Brazil’s Currency Crisis
By Team IV ( Chris Trick, Austin Weaver, Tim Moore, Pat Heffernan, Chris Barnes
Why Brazil Matters
- Biggest economy in Latin America
- One of the last big countries to attempt free trade and privatization; if this fails international investors discouraged.
- Unified global economy is threatened if Brazilian currency fails.
History
- Brazil had been through 6 currencies since the 1960’s
- In 1994 the Real Plan was adopted
- Before it were a series of failed plans (the Cruzado Plan of 1986, Bresser plan of 1987, and more)
- It worked well to tame inflation and maintain exchange rate stability for 5 years
History
- The Real was initially indexed one-for-one with the dollar
- It was quickly allowed to float though
- A policy of high interest rates to discourage speculation and over-borrowing quickly attracted a surge of capital inflows
- By the mid 1995 the Real Plan evolved into a crawling peg
History
- Said to be the worst currency crisis in the western hemisphere to date
- The Real Plan was one of the longest running exchange rate stabilization programs
Facts of Life Before Crisis
- 43% of Brazilians – over sixty million people – lack the essentials of a decent life
- One in three children drop out of school without completing primary
- Drug gangs rule the favelas and the middle class lives behind bolted doors
- Half a million North-eastern farmers watch crops wither in yet one more drought
- The urban environment, home to four out of five Brazilians, is deteriorating fast
- Blacks, over-represented amongst the poor, suffer social discrimination
- Indians face severe threats to their economic and cultural survival
- The income gap between men and women is the worst in Latin America
Why Peg to Dollar?
- Needed to convince domestic and international investors that chronic inflation would be stopped.
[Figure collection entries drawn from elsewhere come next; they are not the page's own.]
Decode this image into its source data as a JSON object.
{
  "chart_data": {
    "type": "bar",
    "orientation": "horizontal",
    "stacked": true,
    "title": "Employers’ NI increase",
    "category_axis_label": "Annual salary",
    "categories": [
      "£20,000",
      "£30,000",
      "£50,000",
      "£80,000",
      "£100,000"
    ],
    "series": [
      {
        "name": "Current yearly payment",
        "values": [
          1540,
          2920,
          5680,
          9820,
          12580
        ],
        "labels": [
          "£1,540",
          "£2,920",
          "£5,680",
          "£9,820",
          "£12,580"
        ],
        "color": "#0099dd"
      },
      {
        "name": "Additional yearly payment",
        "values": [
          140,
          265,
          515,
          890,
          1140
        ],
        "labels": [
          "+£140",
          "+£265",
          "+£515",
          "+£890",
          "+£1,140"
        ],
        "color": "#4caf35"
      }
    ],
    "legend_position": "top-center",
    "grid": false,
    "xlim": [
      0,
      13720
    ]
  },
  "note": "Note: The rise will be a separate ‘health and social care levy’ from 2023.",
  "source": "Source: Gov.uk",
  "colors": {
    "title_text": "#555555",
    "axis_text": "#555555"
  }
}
- Before Real Plan, inflation was 3000%.
- Fixing the exchange rate was easier then reducing government commitments.
The Fall
- It was in a financially fragile state
- It required large capital inflows to build up the central bank to defend currency
- This built investor confidence and led to exchange rate appreciation
- This fueled import-driven consumption and stifles export growth
- In order to attract the inflows the real interest rate had to rise
The Fall
- The high interest rates lead to a rising debt burden and a deteriorating fiscal balance
- A rising budget deficit and deteriorating trade balance inevitably lead to devaluation
- It just could not finance its current account deficit due to insufficient long-term instruments
The Fall
- Investors came to believe the capital inflows were insufficient to finance its current account deficit
- Productivity did grow from the imported capital goods
- The industrial restructuring it caused was not enough to fight off the deteriorating trade balance as unemployment rose
The Fall
- Speculative pressure built up and it became harder and harder for the central bank to maintain the rate
- Eventually the peg had to break; calling for a floating rate.
Other Reasons
- The political power of the elite prevented tax hikes and to encourage exports it could not impose higher taxes on manufacturers
- The public sector had won generous pensions and benefits that the government could not afford any longer
- Dismantling these programs would have led to further social instability
Other Reasons
- Given the political paralysis it is difficult to see how the prolonged overvaluation of the currency could have been avoided
How Much Was Lost
- During the first 6 months of speculative attack currency loss totaled $35 billion!!!
- After the first 3 months of 1999, US reserves went from $70 billion to about $32.9 billion.
The Fall
Foreign Influences
- The other currency crisis in Asia, Russia, and Mexico made the peg increasingly fragile
- Short-term capital flew faster into Brazil and the government had to sell off 10 billion dollars in reserves and hike interest rates from 21 to 44 percent
- This worked for a short time until the crisis hit January of 1999 unexpectedly
Decline of Reserves
Crisis Recovery
- Managed a quick recovery compared to other major currency crisis to date.
- Due to banking system being ready to handle both severe economic shocks and policies.
- Commercial banks able to take extreme measures to calm and stabilize markets.
A guy who came to International Finance for the first time, his @$$ was a wad of cookie dough. After a few weeks, he was carved out of wood.